Good advice from former Supreme Court reporter Linda Greenhouse, writing in The New York Times: Just “read the briefs,” she suggests — referring to the copious filings in King v. Burwell, which give nine justices another opportunity to constrain the reach of the Affordable Care Act, aka Obamacare. King will be argued on March 4 and likely decided by June 30. Here’s the background:
The Affordable Care Act authorizes the federal government to set up an exchange for the purchase of health insurance if a state decides not to; but the statute says that subsidies to consumers are available only on exchanges “established by the state.” That excludes federal exchanges. The implications are enormous: Without subsidies to nearly 5 million Americans buying policies on federal exchanges in three‐dozen states, a core feature of Obamacare becomes dysfunctional.
The government maintains that “established by the state” is a “term of art” — a “technical” phrase embracing more than its actual words denote. When a state opts out, the federal government simply steps in as the state’s surrogate. Functionally, the federal exchange is — pardon the doublespeak — an exchange established by the state. Never mind the assault on federalism.
After perusing a few briefs among the 32 filed on the government’s side, Ms. Greenhouse arrives at these conclusions: First, no reasonable person reading the ACA in full context would deduce that consumers on federal exchanges were to be denied subsidies. Second, when the ACA was enacted, no one interpreted the statute in that manner. Third, state sovereignty is compromised if states that decline to establish exchanges are given no notice of the dire consequences.
For a different perspective, however, consider two briefs (out of 22 supporting King) that Ms. Greenhouse may have overlooked. The first is a filing by Case Western law professor Jonathan Adler and my colleague Michael Cannon, and the second is a brief from Oklahoma and five other states. Those two briefs persuasively counter the points raised by Ms. Greenhouse.
First, regarding Congress’ intent: Recourse to intent may be necessary when the text of a statute is ambiguous. But there is nothing ambiguous about “established by the state.” Moreover, Congress has repeatedly conditioned the receipt of federal benefits on state cooperation. No one should have been surprised or puzzled by yet another program bribing the states to join. The real mockery of legislative intent would be subsidies without strings attached.

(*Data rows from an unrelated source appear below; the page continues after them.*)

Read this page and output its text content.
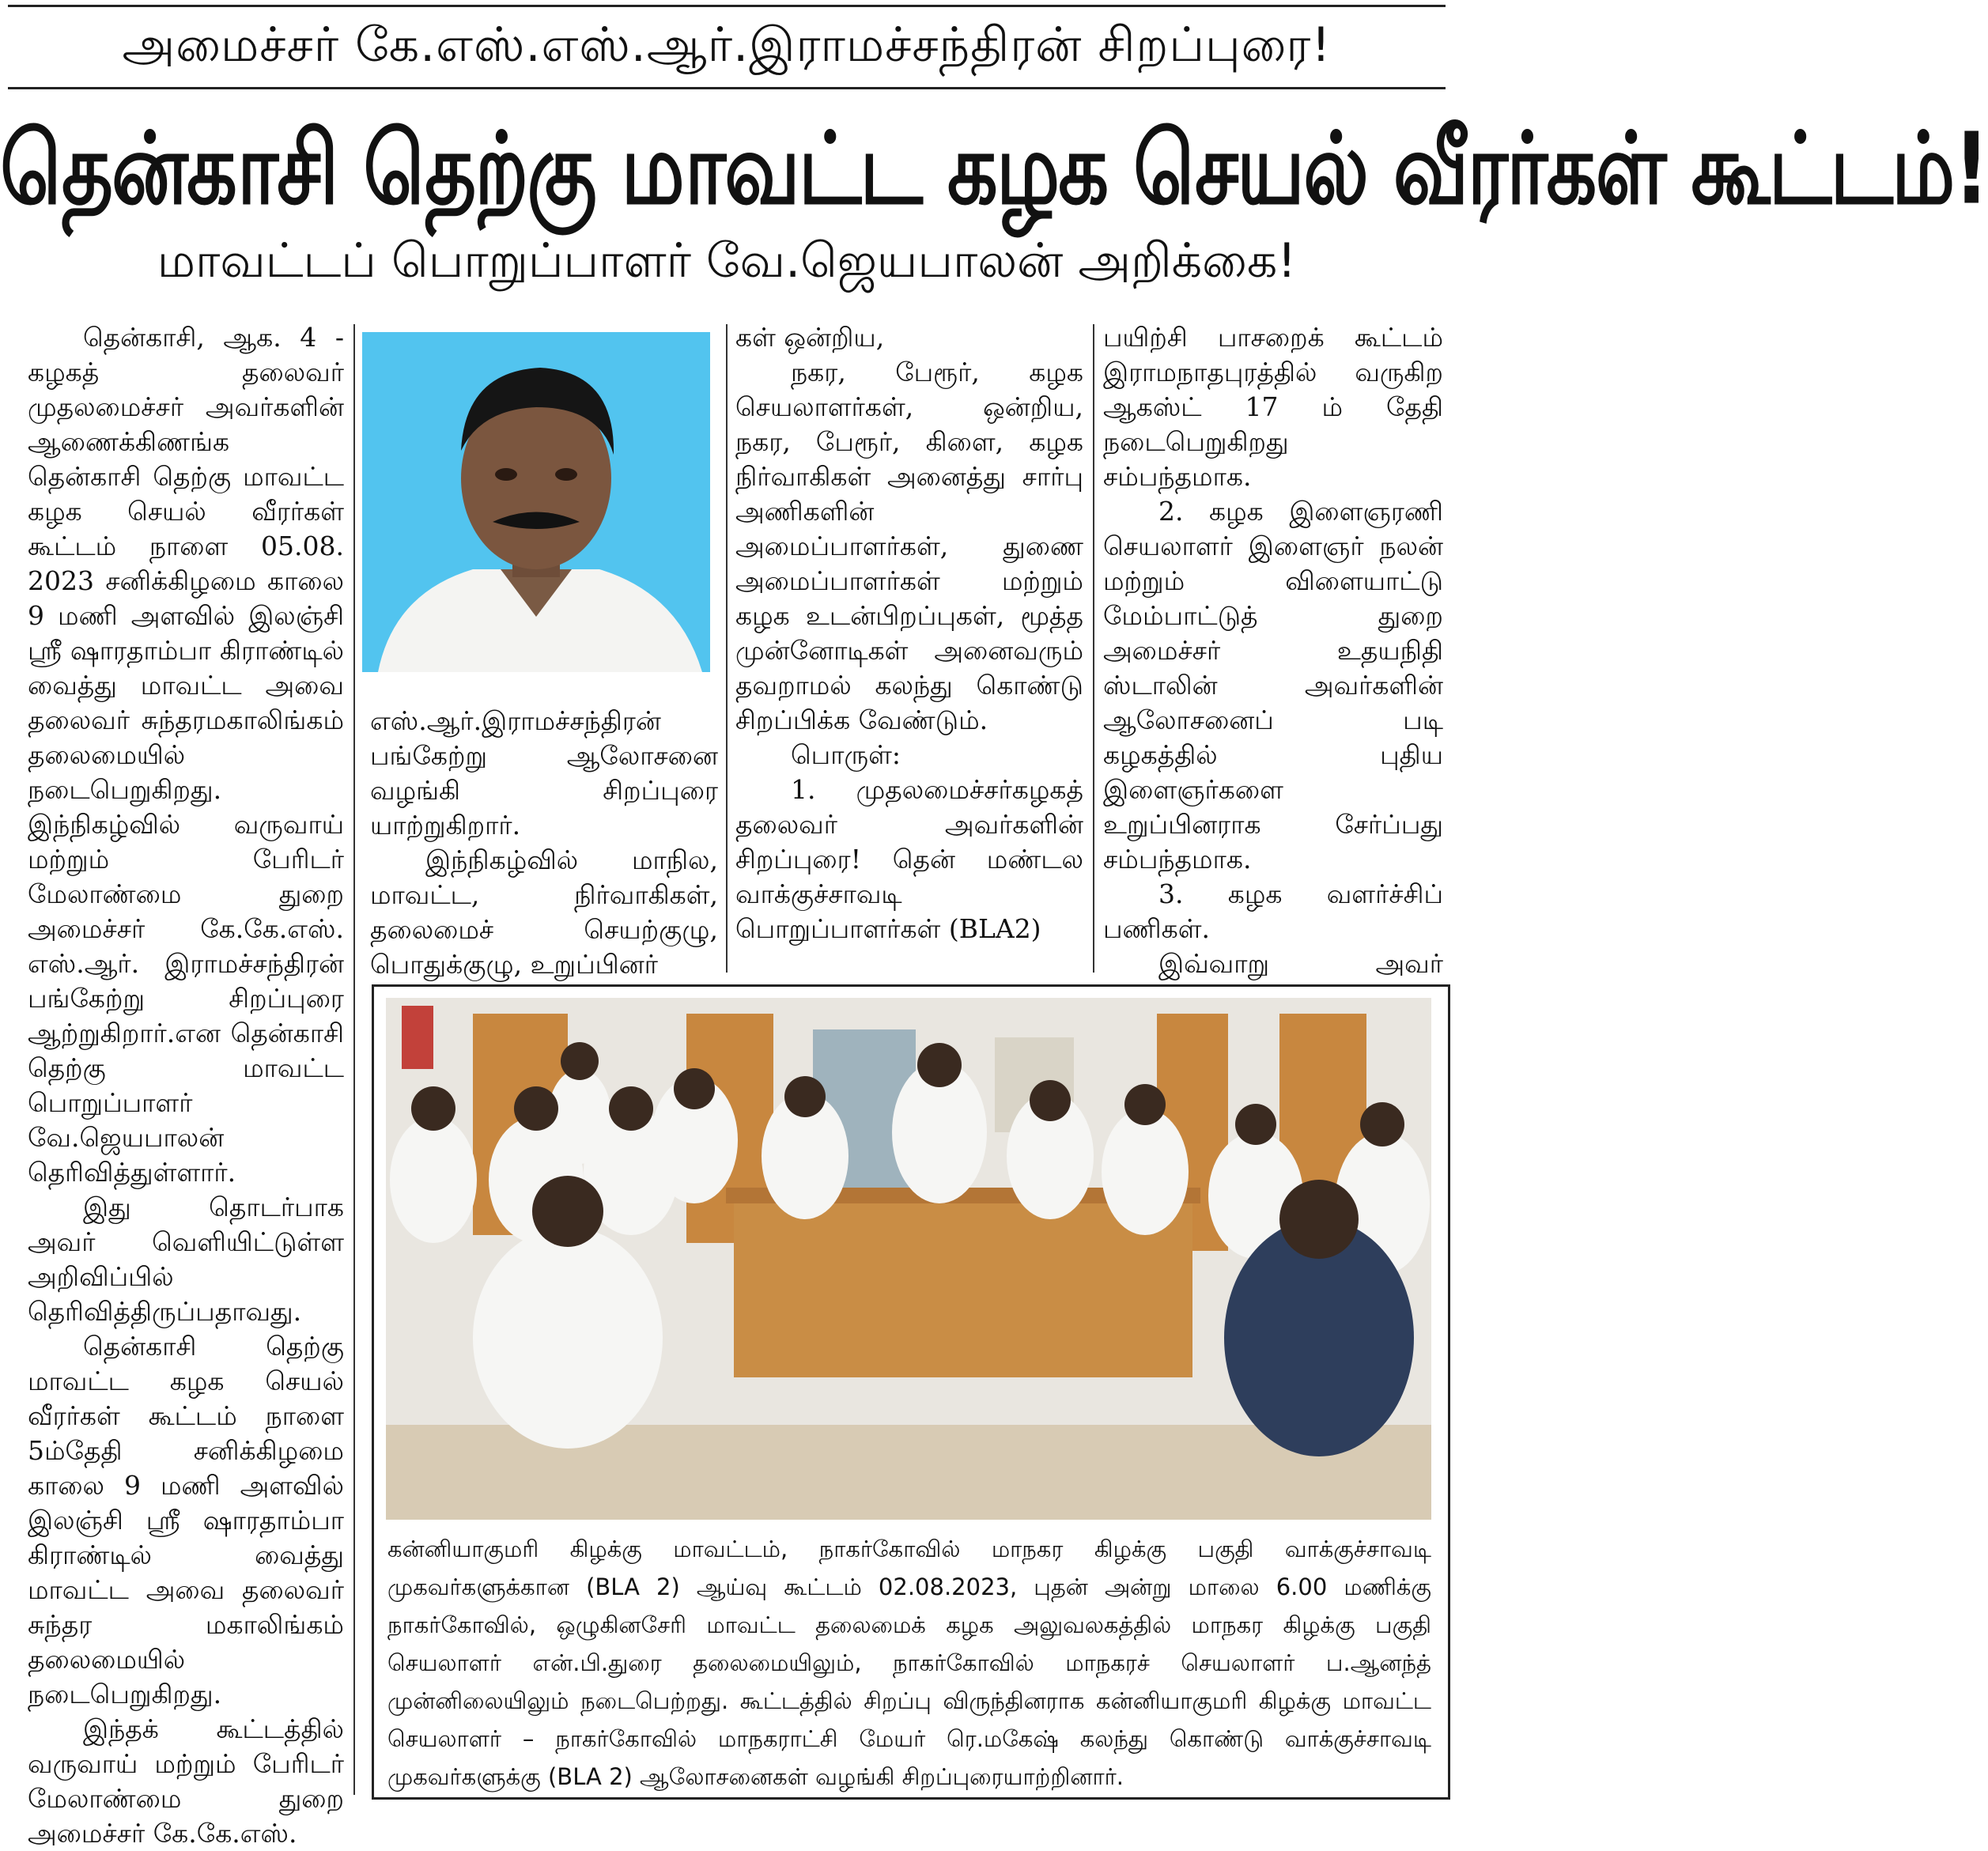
அமைச்சர் கே.எஸ்.எஸ்.ஆர்.இராமச்சந்திரன் சிறப்புரை!
தென்காசி தெற்கு மாவட்ட கழக செயல் வீரர்கள் கூட்டம்!
மாவட்டப் பொறுப்பாளர் வே.ஜெயபாலன் அறிக்கை!

தென்காசி, ஆக. 4 - கழகத் தலைவர் முதலமைச்சர் அவர்களின் ஆணைக்கிணங்க தென்காசி தெற்கு மாவட்ட கழக செயல் வீரர்கள் கூட்டம் நாளை 05.08. 2023 சனிக்கிழமை காலை 9 மணி அளவில் இலஞ்சி ஸ்ரீ ஷாரதாம்பா கிராண்டில் வைத்து மாவட்ட அவை தலைவர் சுந்தரமகாலிங்கம் தலைமையில் நடைபெறுகிறது. இந்நிகழ்வில் வருவாய் மற்றும் பேரிடர் மேலாண்மை துறை அமைச்சர் கே.கே.எஸ். எஸ்.ஆர். இராமச்சந்திரன் பங்கேற்று சிறப்புரை ஆற்றுகிறார்.என தென்காசி தெற்கு மாவட்ட பொறுப்பாளர் வே.ஜெயபாலன் தெரிவித்துள்ளார்.

இது தொடர்பாக அவர் வெளியிட்டுள்ள அறிவிப்பில் தெரிவித்திருப்பதாவது.

தென்காசி தெற்கு மாவட்ட கழக செயல் வீரர்கள் கூட்டம் நாளை 5ம்தேதி சனிக்கிழமை காலை 9 மணி அளவில் இலஞ்சி ஸ்ரீ ஷாரதாம்பா கிராண்டில் வைத்து மாவட்ட அவை தலைவர் சுந்தர மகாலிங்கம் தலைமையில் நடைபெறுகிறது.

இந்தக் கூட்டத்தில் வருவாய் மற்றும் பேரிடர் மேலாண்மை துறை அமைச்சர் கே.கே.எஸ்.

எஸ்.ஆர்.இராமச்சந்திரன் பங்கேற்று ஆலோசனை வழங்கி சிறப்புரை யாற்றுகிறார்.

இந்நிகழ்வில் மாநில, மாவட்ட, நிர்வாகிகள், தலைமைச் செயற்குழு, பொதுக்குழு, உறுப்பினர்

கள் ஒன்றிய,

நகர, பேரூர், கழக செயலாளர்கள், ஒன்றிய, நகர, பேரூர், கிளை, கழக நிர்வாகிகள் அனைத்து சார்பு அணிகளின் அமைப்பாளர்கள், துணை அமைப்பாளர்கள் மற்றும் கழக உடன்பிறப்புகள், மூத்த முன்னோடிகள் அனைவரும் தவறாமல் கலந்து கொண்டு சிறப்பிக்க வேண்டும்.

பொருள்:

1. முதலமைச்சர்கழகத் தலைவர் அவர்களின் சிறப்புரை! தென் மண்டல வாக்குச்சாவடி பொறுப்பாளர்கள் (BLA2)

பயிற்சி பாசறைக் கூட்டம் இராமநாதபுரத்தில் வருகிற ஆகஸ்ட் 17 ம் தேதி நடைபெறுகிறது சம்பந்தமாக.

2. கழக இளைஞரணி செயலாளர் இளைஞர் நலன் மற்றும் விளையாட்டு மேம்பாட்டுத் துறை அமைச்சர் உதயநிதி ஸ்டாலின் அவர்களின் ஆலோசனைப் படி கழகத்தில் புதிய இளைஞர்களை உறுப்பினராக சேர்ப்பது சம்பந்தமாக.

3. கழக வளர்ச்சிப் பணிகள்.

இவ்வாறு அவர்

கன்னியாகுமரி கிழக்கு மாவட்டம், நாகர்கோவில் மாநகர கிழக்கு பகுதி வாக்குச்சாவடி முகவர்களுக்கான (BLA 2) ஆய்வு கூட்டம் 02.08.2023, புதன் அன்று மாலை 6.00 மணிக்கு நாகர்கோவில், ஒழுகினசேரி மாவட்ட தலைமைக் கழக அலுவலகத்தில் மாநகர கிழக்கு பகுதி செயலாளர் என்.பி.துரை தலைமையிலும், நாகர்கோவில் மாநகரச் செயலாளர் ப.ஆனந்த் முன்னிலையிலும் நடைபெற்றது. கூட்டத்தில் சிறப்பு விருந்தினராக கன்னியாகுமரி கிழக்கு மாவட்ட செயலாளர் – நாகர்கோவில் மாநகராட்சி மேயர் ரெ.மகேஷ் கலந்து கொண்டு வாக்குச்சாவடி முகவர்களுக்கு (BLA 2) ஆலோசனைகள் வழங்கி சிறப்புரையாற்றினார்.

Think LBJ’s Medicaid, Richard Nixon’s health care reform, Bill Clinton’s SCHIP and his Health Security Act, George W. Bush’s Health Coverage Tax Credit, and President Obama’s Medicaid expansion — all of which withheld federal benefits unless the states jumped through various hoops. The Obamacare subsidy scheme is just one more in a long list of federal carrots and sticks. Congress’ intent was both obvious and commonplace. None other than Jonathan Gruber, a key Obamacare architect, had this to say long before King was filed: “[I]f you’re a state and you don’t set up an exchange, that means your citizens don’t get their tax credits.”
Second, regarding interpretations of the Affordable Care Act when it was enacted: A legislator’s understanding is trumped by the crystalline language of the statute itself. In this instance, there are multiple references to an exchange “established by the state,” and other references excluding that qualifier. Plainly, Congress knew how and when to distinguish state from federal exchanges. Indeed, 11 Texas Democrats warned in a letter to Mr. Obama and then‐House Speaker Nancy Pelosi that the ACA’s subsidy provisions operated like a conditional‐grant program. At the same time, no part of the public legislative record supports the notion that subsidies would be available on federal exchanges. Statements by Obamacare supporters and the Congressional Budget Office indicating that tax credits would apply in all states reflected the mistaken assumption that no state would resist federal blandishments. Mistaken assumptions do not empower the executive branch to engineer a legislative do‐over.
Third, regarding state sovereignty: Yes, if Congress failed to give states clear notice of conditions imposed on receiving federal benefits, that would compromise state sovereignty. However, lack of clarity didn’t come from Congress; it came from the Internal Revenue Service, which drafted, without congressional authorization, regulations allowing subsidies expressly forbidden by the statute. To affirm the government’s case because the IRS confused the states is to absolve parent‐killing because the murderer is now an orphan.
In a nutshell, the government has not identified any statutory text that conflicts with the plain meaning of Obamacare’s subsidy provisions. Nor has the administration uncovered a single contemporaneous statement suggesting that subsidies would be paid on federal exchanges. Instead, the president prefers to rewrite the statute — an abuse of executive power that is contrary to law and must not be condoned.